Financial Disaster Preparedness
How do you plan for the unexpected, or put another way, how do you know what you don’t know? Disasters like fires, floods, tornadoes and hurricanes always bring plenty of advice about how we should be prepared with insurance, inventories of our belongings, an emergency pack to grab in a hurry and so on. But most of us don’t have any plans for a disaster that is far more likely to happen: Financial disaster.
Few of us can afford to be without our incomes for a long period, but we all should have plans for that possibility. Here are the 5 things you can do to prepare for financial disaster.
1. Survival priorities. Write down your priorities if the worst were to happen and you were permanently unable to work. Chances are your priorities would be your dependents, your health and a safe place to live, not your credit score! Survival and needs take on a whole different aspect when your circumstances alter drastically.
2. Don’t let a positive attitude (or anything else!) make you an ostrich. An ostrich will put its head in the sand to hide its eyes when it is afraid.
It’s always important to think positively, especially in the face of adversity. But positive thinking should not blind us to reality and the need to take action before things get worse.
Avoid these pitfalls:
“Another big job is around the corner, I shouldn’t settle for less”
You could still be waiting for the big job as you become destitute. Just because you take one or more survival jobs doesn’t mean you won’t continue to seek out better possibilities.

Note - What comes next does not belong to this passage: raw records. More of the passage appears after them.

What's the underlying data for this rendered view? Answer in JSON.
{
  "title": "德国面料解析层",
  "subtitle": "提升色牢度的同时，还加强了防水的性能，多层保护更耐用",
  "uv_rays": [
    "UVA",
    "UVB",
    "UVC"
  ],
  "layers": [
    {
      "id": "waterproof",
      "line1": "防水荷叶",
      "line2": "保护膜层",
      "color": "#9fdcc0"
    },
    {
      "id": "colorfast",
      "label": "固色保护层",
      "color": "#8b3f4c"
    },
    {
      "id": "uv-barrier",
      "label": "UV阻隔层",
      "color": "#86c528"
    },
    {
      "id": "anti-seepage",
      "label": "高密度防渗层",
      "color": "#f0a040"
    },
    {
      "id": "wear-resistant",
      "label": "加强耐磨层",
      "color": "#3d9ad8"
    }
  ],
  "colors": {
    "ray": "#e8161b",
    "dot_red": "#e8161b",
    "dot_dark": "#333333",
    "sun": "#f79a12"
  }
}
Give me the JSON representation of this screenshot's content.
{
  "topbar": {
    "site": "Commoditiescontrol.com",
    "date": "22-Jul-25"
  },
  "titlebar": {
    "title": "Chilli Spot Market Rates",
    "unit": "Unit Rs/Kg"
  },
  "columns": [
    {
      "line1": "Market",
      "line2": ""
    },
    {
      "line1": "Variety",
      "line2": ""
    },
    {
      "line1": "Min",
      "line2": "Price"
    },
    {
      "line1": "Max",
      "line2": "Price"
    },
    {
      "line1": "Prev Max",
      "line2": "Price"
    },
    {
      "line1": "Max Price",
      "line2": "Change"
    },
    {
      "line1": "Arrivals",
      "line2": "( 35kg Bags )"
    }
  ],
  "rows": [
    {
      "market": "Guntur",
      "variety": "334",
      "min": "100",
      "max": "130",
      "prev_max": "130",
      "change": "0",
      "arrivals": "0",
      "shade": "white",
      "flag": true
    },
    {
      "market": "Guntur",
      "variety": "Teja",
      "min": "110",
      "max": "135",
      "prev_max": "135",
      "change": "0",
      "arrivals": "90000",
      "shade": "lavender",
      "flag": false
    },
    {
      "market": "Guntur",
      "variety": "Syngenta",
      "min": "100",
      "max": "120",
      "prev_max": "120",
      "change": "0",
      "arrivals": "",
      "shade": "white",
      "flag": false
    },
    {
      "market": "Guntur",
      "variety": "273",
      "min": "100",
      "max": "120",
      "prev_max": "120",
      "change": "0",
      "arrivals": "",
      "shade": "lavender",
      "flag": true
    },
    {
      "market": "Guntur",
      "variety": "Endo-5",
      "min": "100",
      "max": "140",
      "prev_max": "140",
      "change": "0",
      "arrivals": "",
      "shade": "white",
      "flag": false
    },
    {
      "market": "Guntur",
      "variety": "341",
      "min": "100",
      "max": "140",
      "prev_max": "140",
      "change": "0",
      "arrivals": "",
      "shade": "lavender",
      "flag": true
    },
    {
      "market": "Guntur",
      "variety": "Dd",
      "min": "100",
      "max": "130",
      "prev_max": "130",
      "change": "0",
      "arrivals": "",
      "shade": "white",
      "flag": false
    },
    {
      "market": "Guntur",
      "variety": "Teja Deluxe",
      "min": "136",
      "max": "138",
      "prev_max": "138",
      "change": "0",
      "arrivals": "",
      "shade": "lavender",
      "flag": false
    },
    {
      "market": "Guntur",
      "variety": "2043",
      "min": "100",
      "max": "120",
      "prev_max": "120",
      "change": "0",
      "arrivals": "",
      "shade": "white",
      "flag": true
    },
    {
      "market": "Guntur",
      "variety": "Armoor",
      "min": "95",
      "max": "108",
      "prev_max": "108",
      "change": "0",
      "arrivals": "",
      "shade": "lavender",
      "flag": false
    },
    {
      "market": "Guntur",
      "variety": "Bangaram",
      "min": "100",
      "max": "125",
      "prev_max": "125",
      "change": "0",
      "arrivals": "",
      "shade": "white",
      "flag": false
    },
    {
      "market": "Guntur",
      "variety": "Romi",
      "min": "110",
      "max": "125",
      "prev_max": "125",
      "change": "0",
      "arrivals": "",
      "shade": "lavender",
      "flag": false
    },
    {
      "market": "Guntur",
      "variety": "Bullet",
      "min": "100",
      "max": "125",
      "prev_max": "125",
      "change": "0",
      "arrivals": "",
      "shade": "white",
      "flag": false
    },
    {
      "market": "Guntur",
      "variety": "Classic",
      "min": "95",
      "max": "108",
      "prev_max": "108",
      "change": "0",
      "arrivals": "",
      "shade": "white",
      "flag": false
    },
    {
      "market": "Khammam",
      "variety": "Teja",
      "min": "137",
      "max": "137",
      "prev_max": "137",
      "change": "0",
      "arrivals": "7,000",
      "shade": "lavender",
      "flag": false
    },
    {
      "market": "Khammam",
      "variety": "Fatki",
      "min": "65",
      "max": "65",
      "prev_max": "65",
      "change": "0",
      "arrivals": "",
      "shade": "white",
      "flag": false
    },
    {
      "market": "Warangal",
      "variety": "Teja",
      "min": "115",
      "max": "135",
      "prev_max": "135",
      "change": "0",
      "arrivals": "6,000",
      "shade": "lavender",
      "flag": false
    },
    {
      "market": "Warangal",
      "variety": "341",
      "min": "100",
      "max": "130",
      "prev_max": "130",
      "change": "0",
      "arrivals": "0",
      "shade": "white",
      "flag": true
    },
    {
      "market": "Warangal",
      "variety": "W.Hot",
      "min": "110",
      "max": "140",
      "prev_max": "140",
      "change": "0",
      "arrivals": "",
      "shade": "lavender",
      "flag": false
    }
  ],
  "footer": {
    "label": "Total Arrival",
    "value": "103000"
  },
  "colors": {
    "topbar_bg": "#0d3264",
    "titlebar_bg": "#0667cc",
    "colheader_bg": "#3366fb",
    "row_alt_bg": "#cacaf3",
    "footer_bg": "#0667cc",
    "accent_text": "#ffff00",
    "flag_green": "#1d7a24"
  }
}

“My business will be profitable soon!”
One of the hardest things in the world is to pull the plug on an unprofitable business. Your dreams for the business were big and you have already invested so much time and money.

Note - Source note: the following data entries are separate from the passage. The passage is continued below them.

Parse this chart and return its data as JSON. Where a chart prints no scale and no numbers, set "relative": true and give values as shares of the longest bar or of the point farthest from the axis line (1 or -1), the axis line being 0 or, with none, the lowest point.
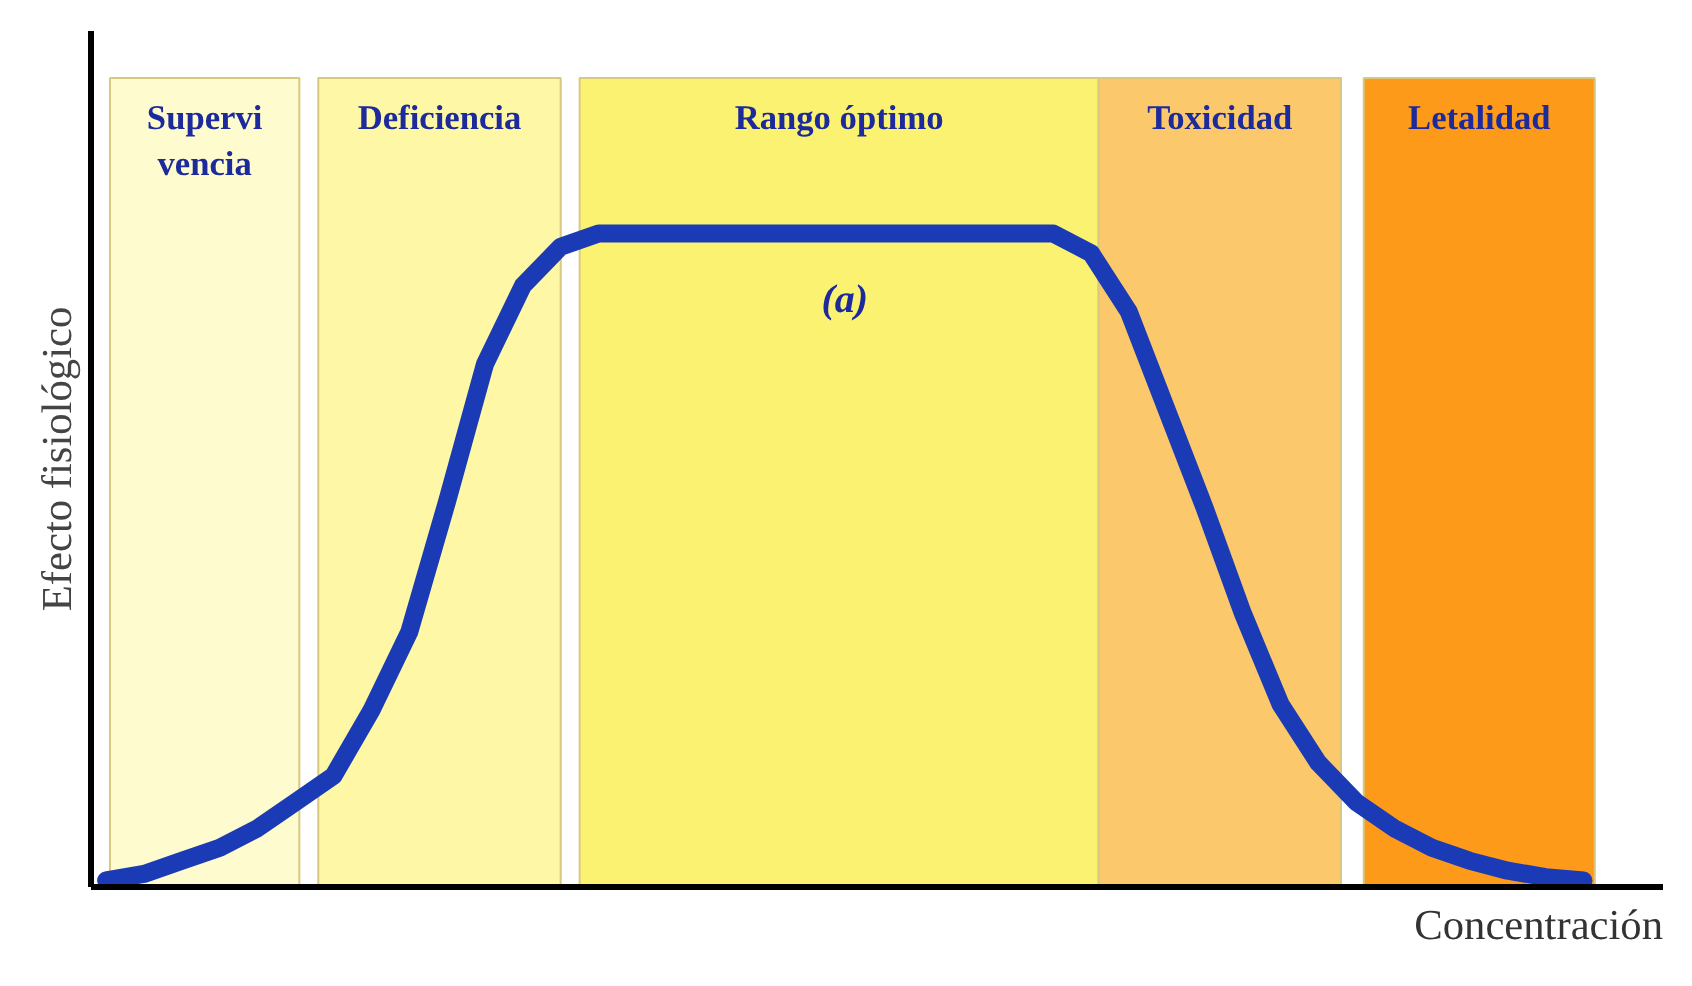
{
  "chart_data": {
    "type": "line",
    "relative": true,
    "xlabel": "Concentración",
    "ylabel": "Efecto fisiológico",
    "categories": [
      null,
      null,
      null,
      null,
      null,
      null,
      null,
      null,
      null,
      null,
      null,
      null,
      null,
      null,
      null,
      null,
      null,
      null,
      null,
      null,
      null,
      null,
      null,
      null,
      null,
      null,
      null,
      null,
      null,
      null,
      null,
      null,
      null,
      null,
      null,
      null,
      null,
      null,
      null,
      null
    ],
    "series": [
      {
        "color": "#1a3bb5",
        "values": [
          0.01,
          0.02,
          0.04,
          0.06,
          0.09,
          0.13,
          0.17,
          0.27,
          0.39,
          0.59,
          0.8,
          0.92,
          0.98,
          1,
          1,
          1,
          1,
          1,
          1,
          1,
          1,
          1,
          1,
          1,
          1,
          1,
          0.97,
          0.88,
          0.73,
          0.58,
          0.42,
          0.28,
          0.19,
          0.13,
          0.09,
          0.06,
          0.04,
          0.025,
          0.015,
          0.01
        ]
      }
    ],
    "annotations": [
      "Supervi\nvencia",
      "Deficiencia",
      "Rango óptimo",
      "Toxicidad",
      "Letalidad",
      "(a)"
    ],
    "tick_labels": false,
    "marker": "none",
    "line_style": "solid"
  }
}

“We must keep our house no matter what.”
You need safe shelter that is adequate for your basic needs but no particular home is ever a “must” for anyone. Too often savings are put into a home with little or no equity, that will be lost in the long run. Or equity is used up and the home is ultimately lost.
The bottom line is to avoid depleting your savings or retirement accounts due to lack of action you will have to take eventually. Change is scary but drastic situations call for drastic changes!
3. Don’t make non-essentials into “musts.” Hindsight is 20/20. Common regrets voiced by bankruptcy clients include failing to cut expenses to the bone soon enough, pouring money into a home that’s not realistic to keep, and putting “good credit” ahead of long term survival. Believing that things always get better and just working hard will solve the problem leads many people to dig a deeper financial hole.
4. Don’t wait to plan for a financial disaster. Write down survival priorities and look at alternatives now. You will need to re-do your financial survival plan each time your circumstance change (i.e you have another child, your income goes down, you take on a new expense).
Consider how you would respond to the financial challenges posed by various “worst-case” income-loss scenarios such as if you (or a spouse/partner) is out of work for a year or more, becomes permanently disabled, or can only find work that pays 1/3 of current income. Also consider unexpected expense increase possibilities such as if you or one of your dependents needed expensive medical or nursing care not covered by insurance; if you need to relocate but couldn’t sell your home for enough to break even and it takes 10 years for the value to recover; or if your vehicle is totaled and insurance pays you little. In each instance, think about what would be necessary to adjust your finances to survive.
5. Get legal advice early to ascertain options. Bankruptcy should not necessarily be the “last resort” although most people think of it that way. Depending on the circumstances, a bankruptcy can allow a mortgage to be “caught up” over time or prevent the loss of retirement savings and other property. But waiting too long can decrease the options available in bankruptcy, so it’s important to get advice early.
Bankruptcy is not something that anyone would desire unless it was absolutely necessary, but it exists in our Constitution and our laws for a reason; To give honest people in financial distress a “fresh start” so that they can rebuild and avoid poverty. Many people think bankruptcy is only for quitters or deadbeats. But there is biblical reference to debt forgiveness (Deuteronomy 15:1-2) and many famous people have filed bankruptcy and gone on to become very successful. Examples include Milton Hershey (Hershey’s Chocolate), Walt Disney, Henry Ford, Thomas Jefferson and Dave Ramsey to name just a few. Whether you use bankruptcy or not, you owe it to yourself and your family to learn all that you can about your options and the possible consequences of your financial situation.
We must all hope for the best, plan for the worst and accept what comes. Most people can rebuild after a financial disaster and after a bankruptcy. If circumstances make rebuilding impossible, getting legal advice from a respected bankruptcy attorney will help insure your future. Don’t be an ostrich!